If the volume is smaller will it yield far less? His studies say no.

He demonstrated support for his findings using graphs, diagrams, charts, photographs, and even a few short films showing sap flowing and bubbling through PVC sap lines.

Wilmot also recommended using a vacuum pump system to yield the most sap per tree. In a chart showing the results of a 2013 survey of Vermont maplers, the relative yield among the three common methods of harvesting sap — individual buckets, gravity systems, and vacuum pump systems — showed gravity-feed systems (the most common method used in Vermont) fared the worst.

“Gravity tubes produce about half as much syrup as vacuum tubes,” Wilmot said.

On average, a producer would do better to insert a bucket into every tree in the lot.

While Wilmot contended some gravity systems are not set up too well, he also acknowledged the cost of adding a vacuum pump system could put that option out of reach of most sugarmakers.

So, how can a sugarmaker optimize yield from each tree — thus reaping the most profit — while keeping their gravity system intact?

Switch to {3/16}-inch lines.

In his example from data collected during the 2012 season — what all agreed was a poor sap year — in two similar lines (similar length, slope, and number of taps in each line), the {5/16} lines brought in 11{1/2} gallons per tap. The {3/16} lines yielded almost double, with 18.2 gallons per tap.

Wilmot told the audience “a {3/16}-inch line develops a better natural vacuum on a sloped gravity-feed line.”

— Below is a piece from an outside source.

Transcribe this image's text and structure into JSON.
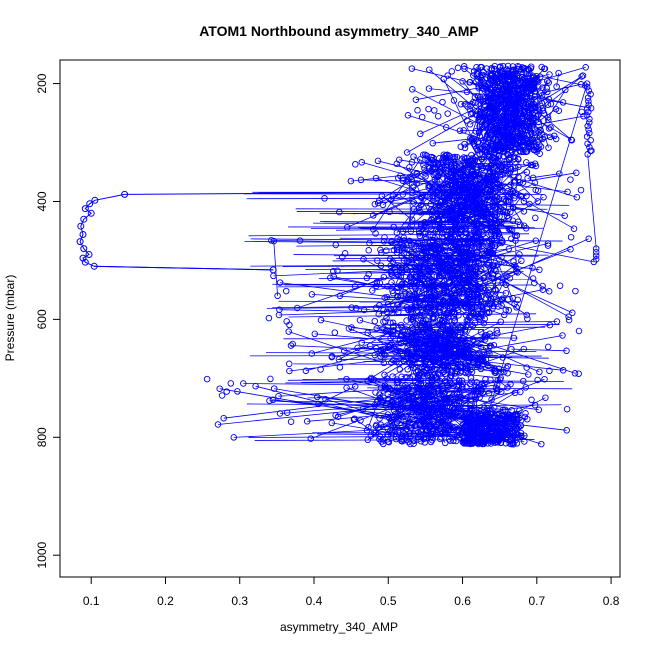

By conducting experiments using different variables — the length of the lines, the vertical distance between taps and the collection basin, the number of taps in each line, the slope of the line — and measuring the suction of each tap using a gauge, he found the {3/16}-inch lines “make a steady vacuum at or near the maximum possible vacuum,” according to the laws of physics.

Wilmot then brought up a slide showing approximately nine photographs of dials against a wooded backdrop.

“To show you I’m not making this up,” Wilmot said, “people are sending me pictures of their vacuum gauges using {3/16}-inch lines,” prompting one audience member to ask, with incredulity, “They’re getting six gallons per day per tap?”

“Yes,” Wilmot said.

Wilmot found the optimal conditions for yield are short lines, few taps, and a good slope: “I got, with the {3/16} line, almost five times the yield of the {5/16} line."

Other best practices Wilmot shared with the audience include using quality materials and maintaining a regular replacement schedule, checking for leaks in the tubing system, and installing vacuum gauges on taps to monitor the suction.

He especially recommends the latter “for starting out, until you get used to where the leaks are likely to happen.”

He provided another practical consideration arguing for changing to the smaller lines: weight.

“If you’re tired of carrying rolls of tubing through the woods every year when you replace your lines,” switch to the {3/16} lines because “these rolls weigh 10 pounds each, versus 14.6 pounds for the {5/16} line."

In his presentation, Jack Dix stressed the importance of yearly replacement of spouts, check valves (a small device inserted into the tap hole that prevents the backflow of sap from the tubing system), and droplines (the tubing connecting the tree tap to the main lateral line that collects the sap and brings it to the basin).

Dix’s exhaustive collection of 10 years of data on the Whitingham farm’s maple syrup production showed that by replacing droplines alone they increased yield so much that “it twice paid for itself.”

But what really made the difference was installing vacuum pumps. Dix said, “In a year with no significant freezes and early hot weather — a bad year for syrup — what saved us was our vacuum [pumps].”

Dix detailed the cost of a variety of check valves, drop lines, and labor, as well as tools to use to replace lines and spouts. He also recommended “as soon as a section is tapped, isolate the line and get a vacuum [pump] up before you tap the rest of your trees. It saves time, and during sugaring season, you don’t have much time.”

Ray Corse, owner of Corse Maple Farm, reminded the group that “things are always changing. There are many variables [to making maple syrup]. It’s really about how much of the sap we get.”